Whenever a node leaves or joins the cluster this action produces a View change and requires the Coordinator to use the MERGE3 and CENTRAL_LOCK2 protocols in order to resolve the sub-views and rebuild the lock state table. With a View change the Coordinator itself may also change to a different node in the cluster.
Unfortunately, the lock state table is not always re-built correctly by the Coordinator. When the lock state is rebuilt incorrectly, there will be a discrepancy between the server lock table and client lock tables and the nodes will be "deadlocked" with each node waiting on a lock that another node does not own.
The logs from our QA show the following deadlock and table discrepancies:
ISA_ENVELOPE_DWHITE: jazzbox02008-51093 (newnode5), node client table has ISA_ENVELOPE_DWHITE, waiting on GS_ENVELOPE_DWHITE-1 (good)
GS_ENVELOPE_DWHITE-1: jazzbox02008-24988 (newnode9), node client table has nothing, waiting on ISA_ENVELOPE_DWHITE (bad)
ST_ENVELOPE_DWHITE-1: jazzbox02008-24988 (newnode9), node client table has nothing, waiting on ISA_ENVELOPE_DWHITE (bad)

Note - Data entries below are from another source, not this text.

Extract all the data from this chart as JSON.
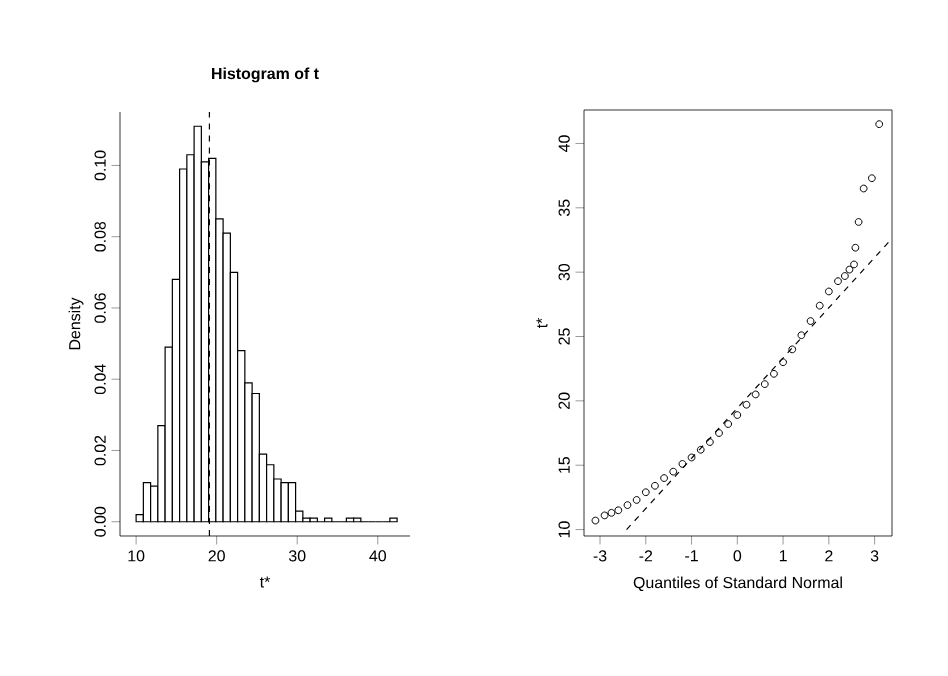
{
  "chart_data": [
    {
      "type": "histogram",
      "title": "Histogram of t",
      "xlabel": "t*",
      "ylabel": "Density",
      "bins": [
        10,
        10.9,
        11.8,
        12.7,
        13.6,
        14.5,
        15.4,
        16.3,
        17.2,
        18.1,
        19,
        19.9,
        20.8,
        21.7,
        22.6,
        23.5,
        24.4,
        25.3,
        26.2,
        27.1,
        28,
        28.9,
        29.8,
        30.7,
        31.6,
        32.5,
        33.4,
        34.3,
        35.2,
        36.1,
        37,
        37.9,
        38.8,
        39.7,
        40.6,
        41.5,
        42.4
      ],
      "values": [
        0.002,
        0.011,
        0.01,
        0.027,
        0.049,
        0.068,
        0.099,
        0.103,
        0.111,
        0.101,
        0.102,
        0.085,
        0.081,
        0.07,
        0.048,
        0.039,
        0.036,
        0.019,
        0.016,
        0.012,
        0.011,
        0.011,
        0.003,
        0.001,
        0.001,
        0,
        0.001,
        0,
        0,
        0.001,
        0.001,
        0,
        0,
        0,
        0,
        0.001
      ],
      "xlim": [
        8,
        44
      ],
      "ylim": [
        -0.004,
        0.115
      ],
      "xticks": [
        10,
        20,
        30,
        40
      ],
      "yticks": [
        {
          "value": 0,
          "label": "0.00"
        },
        {
          "value": 0.02,
          "label": "0.02"
        },
        {
          "value": 0.04,
          "label": "0.04"
        },
        {
          "value": 0.06,
          "label": "0.06"
        },
        {
          "value": 0.08,
          "label": "0.08"
        },
        {
          "value": 0.1,
          "label": "0.10"
        }
      ],
      "ref_lines": [
        {
          "axis": "x",
          "value": 19.1,
          "line_style": "dashed",
          "color": "#000000"
        }
      ],
      "grid": false
    },
    {
      "type": "scatter",
      "xlabel": "Quantiles of Standard Normal",
      "ylabel": "t*",
      "series": [
        {
          "marker": "circle",
          "color": "#000000",
          "x": [
            -3.1,
            -2.9,
            -2.75,
            -2.6,
            -2.4,
            -2.2,
            -2.0,
            -1.8,
            -1.6,
            -1.4,
            -1.2,
            -1.0,
            -0.8,
            -0.6,
            -0.4,
            -0.2,
            0,
            0.2,
            0.4,
            0.6,
            0.8,
            1.0,
            1.2,
            1.4,
            1.6,
            1.8,
            2.0,
            2.2,
            2.35,
            2.45,
            2.55,
            2.58,
            2.65,
            2.76,
            2.94,
            3.1
          ],
          "values": [
            10.7,
            11.1,
            11.3,
            11.5,
            11.9,
            12.3,
            12.9,
            13.4,
            14.0,
            14.5,
            15.1,
            15.6,
            16.2,
            16.8,
            17.5,
            18.2,
            18.9,
            19.7,
            20.5,
            21.3,
            22.1,
            23.0,
            24.0,
            25.1,
            26.2,
            27.4,
            28.5,
            29.3,
            29.7,
            30.2,
            30.6,
            31.9,
            33.9,
            36.5,
            37.3,
            41.5
          ]
        },
        {
          "type": "line",
          "line_style": "dashed",
          "color": "#000000",
          "x": [
            -2.42,
            3.35
          ],
          "values": [
            10,
            32.5
          ]
        }
      ],
      "xlim": [
        -3.35,
        3.38
      ],
      "ylim": [
        9.5,
        42.6
      ],
      "xticks": [
        -3,
        -2,
        -1,
        0,
        1,
        2,
        3
      ],
      "yticks": [
        10,
        15,
        20,
        25,
        30,
        35,
        40
      ],
      "grid": false
    }
  ]
}
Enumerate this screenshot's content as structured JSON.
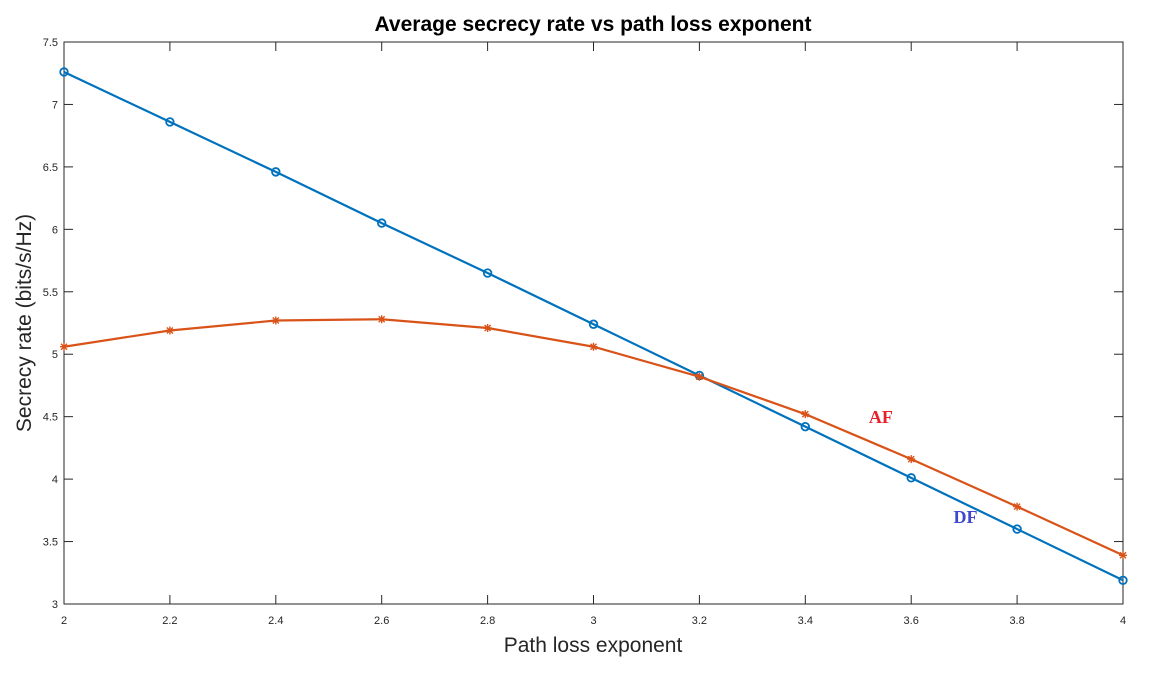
{
  "chart_data": {
    "type": "line",
    "title": "Average secrecy rate vs path loss exponent",
    "xlabel": "Path loss exponent",
    "ylabel": "Secrecy rate (bits/s/Hz)",
    "xlim": [
      2,
      4
    ],
    "ylim": [
      3,
      7.5
    ],
    "x": [
      2,
      2.2,
      2.4,
      2.6,
      2.8,
      3,
      3.2,
      3.4,
      3.6,
      3.8,
      4
    ],
    "xticks": [
      "2",
      "2.2",
      "2.4",
      "2.6",
      "2.8",
      "3",
      "3.2",
      "3.4",
      "3.6",
      "3.8",
      "4"
    ],
    "yticks": [
      "3",
      "3.5",
      "4",
      "4.5",
      "5",
      "5.5",
      "6",
      "6.5",
      "7",
      "7.5"
    ],
    "grid": false,
    "series": [
      {
        "key": "df",
        "color": "#0072BD",
        "marker": "circle",
        "values": [
          7.26,
          6.86,
          6.46,
          6.05,
          5.65,
          5.24,
          4.83,
          4.42,
          4.01,
          3.6,
          3.19
        ]
      },
      {
        "key": "af",
        "color": "#D95319",
        "marker": "star",
        "values": [
          5.06,
          5.19,
          5.27,
          5.28,
          5.21,
          5.06,
          4.82,
          4.52,
          4.16,
          3.78,
          3.39
        ]
      }
    ],
    "annotations": [
      {
        "text": "AF",
        "x": 3.52,
        "y": 4.45,
        "color": "#E8202A"
      },
      {
        "text": "DF",
        "x": 3.68,
        "y": 3.65,
        "color": "#3F48CC"
      }
    ]
  }
}
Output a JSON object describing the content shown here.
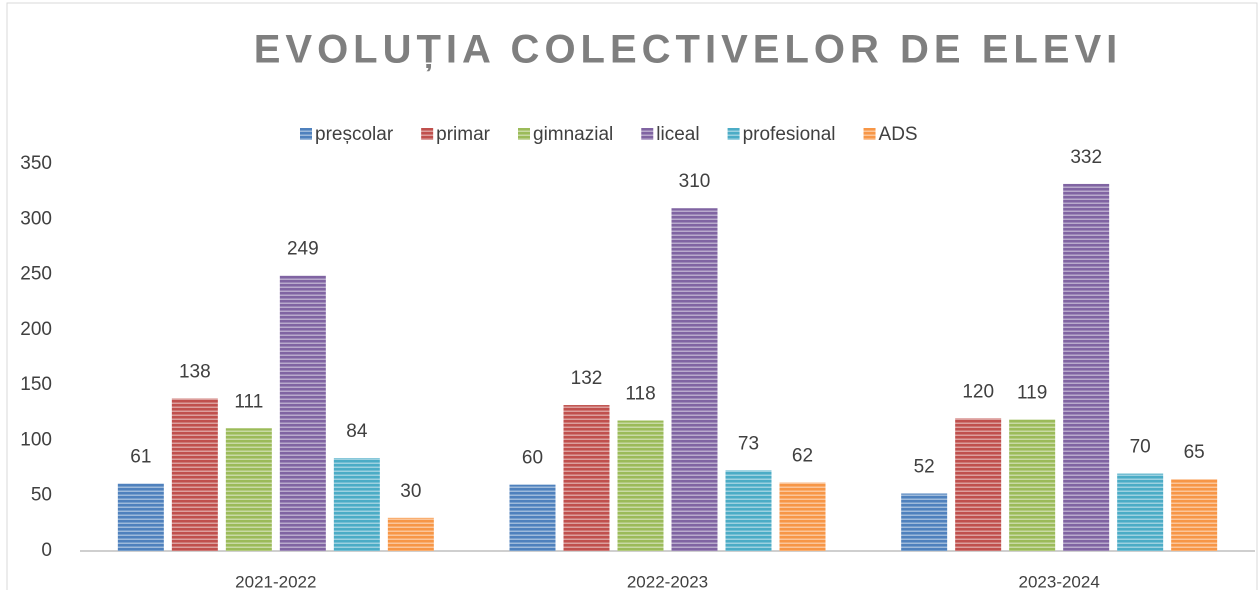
{
  "chart_data": {
    "type": "bar",
    "title": "EVOLUȚIA COLECTIVELOR DE ELEVI",
    "categories": [
      "2021-2022",
      "2022-2023",
      "2023-2024"
    ],
    "series": [
      {
        "name": "preșcolar",
        "color": "#4f81bd",
        "values": [
          61,
          60,
          52
        ]
      },
      {
        "name": "primar",
        "color": "#c0504d",
        "values": [
          138,
          132,
          120
        ]
      },
      {
        "name": "gimnazial",
        "color": "#9bbb59",
        "values": [
          111,
          118,
          119
        ]
      },
      {
        "name": "liceal",
        "color": "#8064a2",
        "values": [
          249,
          310,
          332
        ]
      },
      {
        "name": "profesional",
        "color": "#4bacc6",
        "values": [
          84,
          73,
          70
        ]
      },
      {
        "name": "ADS",
        "color": "#f79646",
        "values": [
          30,
          62,
          65
        ]
      }
    ],
    "ylim": [
      0,
      350
    ],
    "yticks": [
      0,
      50,
      100,
      150,
      200,
      250,
      300,
      350
    ],
    "grid": false,
    "legend": "top"
  }
}
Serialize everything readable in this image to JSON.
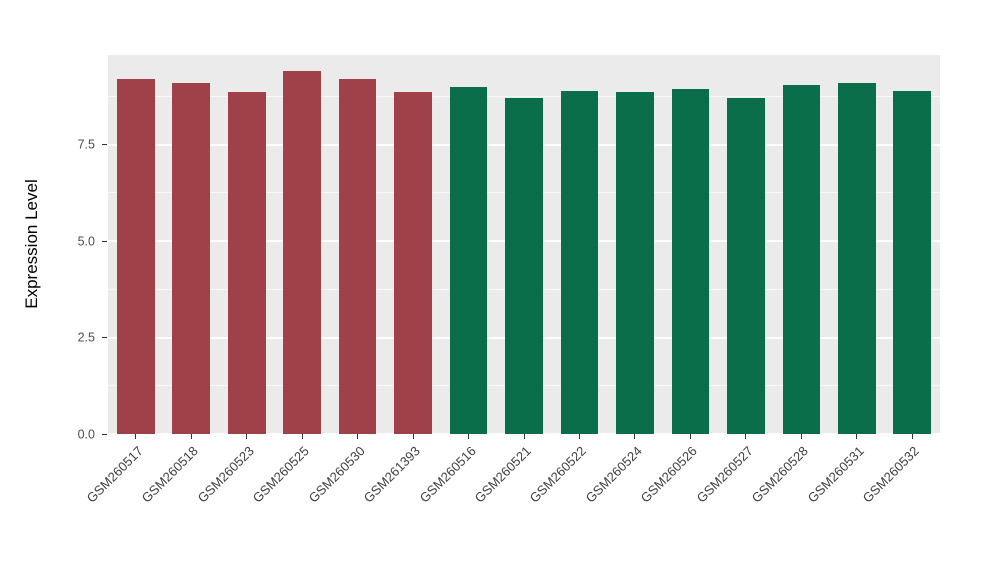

Checking the respective client lock tables of the other nodes in the cluster reveals more discrepancies with the server lock table:
client locks show jazzbox02008-57169 (newnode7) has GS_ENVELOPE_DWHITE-1
client locks show no ownership for ST_ENVELOPE_DWHITE-1
The following warnings are noted in the jgroups logs. For example:
jazzbox02008-51093: lock ISA_ENVELOPE_DWHITE requested by jazzbox02008-24988::104 is already present
jazzbox02008-57169: timeout waiting for RELEASE_LOCK_OK response for lock GS_ENVELOPE_DWHITE-1 (id=6935, locked=true, owner=jazzbox02008-57169::135)
JGRP000011: jazzbox02008-4353: dropped message batch from non-member jazzbox02007-26179 (view=[jazzbox02008-51093|137] (6) [jazzbox02008-51093, jazzbox02007-34942, jazzbox02008-24988, jazzbox02008-4353, jazzbox02008-44059, jazzbox02008-29636])
jazzbox02008-60504: failed sending message to <ip_address>: java.nio.channels.ClosedSelectorException
jazzbox02007-26179: terminating after 10 unsuccessful LEAVE attempts (waited 20002 ms):
I hope we can determine why the lock table is sometimes not rebuilt properly. My guess is that the ordering of the View change messages coupled with the timestamps of the lock/unlock requests are key factors to resolving the problem.
Another feature that would be very helpful is the capability to specify a timeout for a lock. The JGroups Coordinator would be responsible for determining when a lock times out and would revoke it.
See the attached log files for a captured case where the lock table is not rebuilt correctly.